چكيده به لاتين
Energy is a key factor in the modern smart world. Energy harvesters can provide electrical power for Health Monitoring (HM) sensors, Automatic train operation (ATO), switches, and safety equipment. Therefore, Energy Harvesting from ambient vibration due to the increasing demand for alternative energy sources has attracted very much concentration in the railway industry. Because of the limitation in electric power in freight wagons and high-cost batteries, building an energy harvesting system is a priority.

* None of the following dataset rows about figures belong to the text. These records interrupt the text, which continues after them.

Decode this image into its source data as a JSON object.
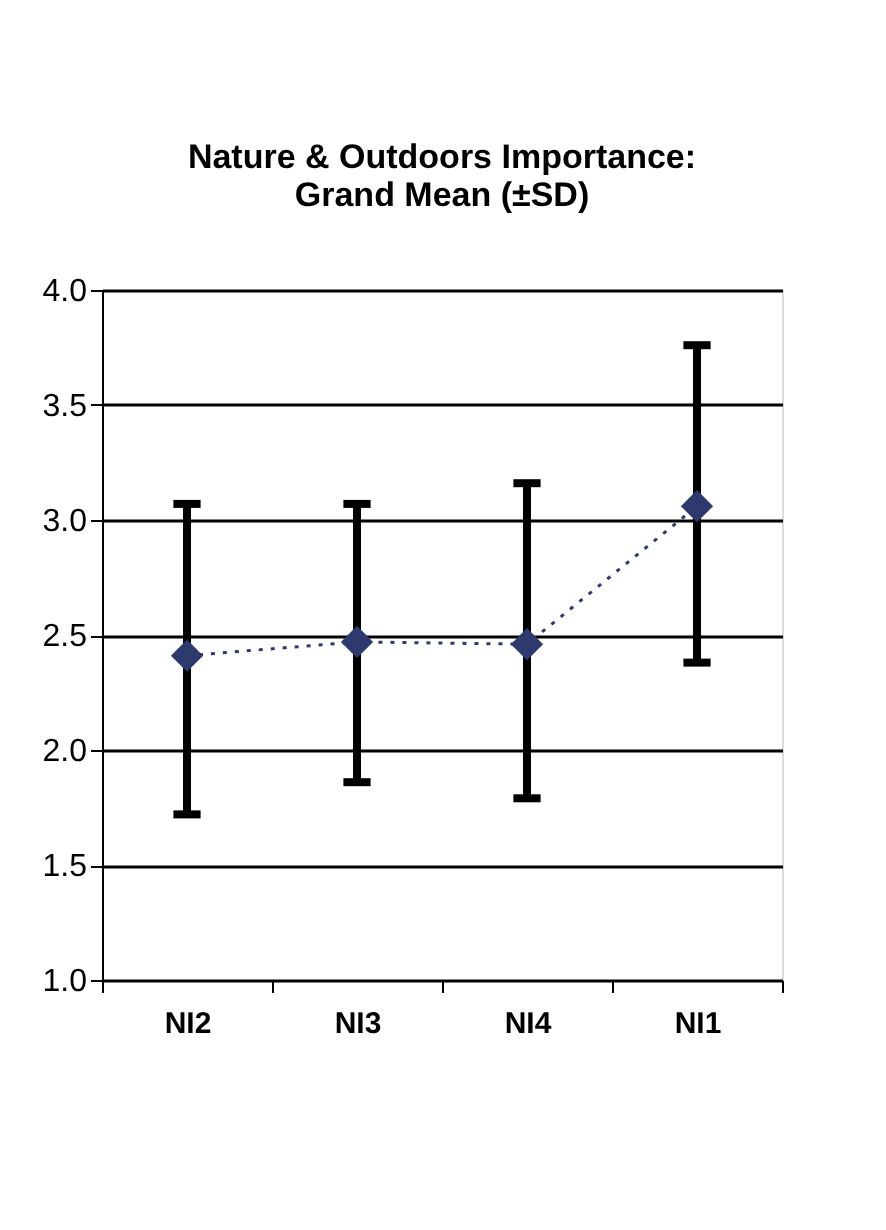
{
  "chart_data": {
    "type": "line",
    "title": [
      "Nature & Outdoors Importance:",
      "Grand Mean (±SD)"
    ],
    "categories": [
      "NI2",
      "NI3",
      "NI4",
      "NI1"
    ],
    "series": [
      {
        "color": "#2e3a6e",
        "values": [
          2.41,
          2.47,
          2.46,
          3.06
        ],
        "errors": [
          [
            1.72,
            3.07
          ],
          [
            1.86,
            3.07
          ],
          [
            1.79,
            3.16
          ],
          [
            2.38,
            3.76
          ]
        ]
      }
    ],
    "ylim": [
      1.0,
      4.0
    ],
    "yticks": [
      {
        "value": 1.0,
        "label": "1.0"
      },
      {
        "value": 1.5,
        "label": "1.5"
      },
      {
        "value": 2.0,
        "label": "2.0"
      },
      {
        "value": 2.5,
        "label": "2.5"
      },
      {
        "value": 3.0,
        "label": "3.0"
      },
      {
        "value": 3.5,
        "label": "3.5"
      },
      {
        "value": 4.0,
        "label": "4.0"
      }
    ],
    "grid": "y",
    "marker": "diamond",
    "line_style": "dotted"
  }
}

In this thesis, first, the basics of energy harvesting from the vibration energy by use of piezoelectric transducers, electromagnetic, and triboelectric are discussed. Then, a conceptual design for piezoelectric transducers is presented which works based on the vibrational energy caused by track irregularities. The model of the energy harvester is a cantilever beam resonator that is mounted to the axle box of freight wagons. In this regard, the fright wagon with 18-100 bogie is simulated in Universal Mechanism (UM) software. The vibration of the axel box is measured by an accelerometer element under different track irregularities, and speeds. Track irregularity is one of the most common defects in the railway industry, which is created by wheel-rail friction, wheel flat, Environmental factors, etc. The track irregularities are generated and considered in the simulation according to UIC standards. Power Spectral Density (PSD) of acceleration is calculated and applied to the cantilever beam as the input excitation. The model of energy harvester is simulated by use of COMSOL software and a random analysis is executed for the model. Then, the performance of the Energy Harvesting system under different track irregularities, load conditions, and speeds is investigated. Finally, several harvesting samples are fabricated and tested under random excitation to verify numerical results.
The novel idea of using Auxetic structures is employed to increase the rate of power conversion by simply changing the structure of the beam and without the need to change the geometry of the piezoelectric element or change the material. Auxetic structures with a Negative Poisson ratio are among the metamaterials that have attracted considerable interest in recent decades. The introduction of new auxetic structures and using them in the present energy harvesting system has shown a 2.4-time enhancement in power compared to a simple structure.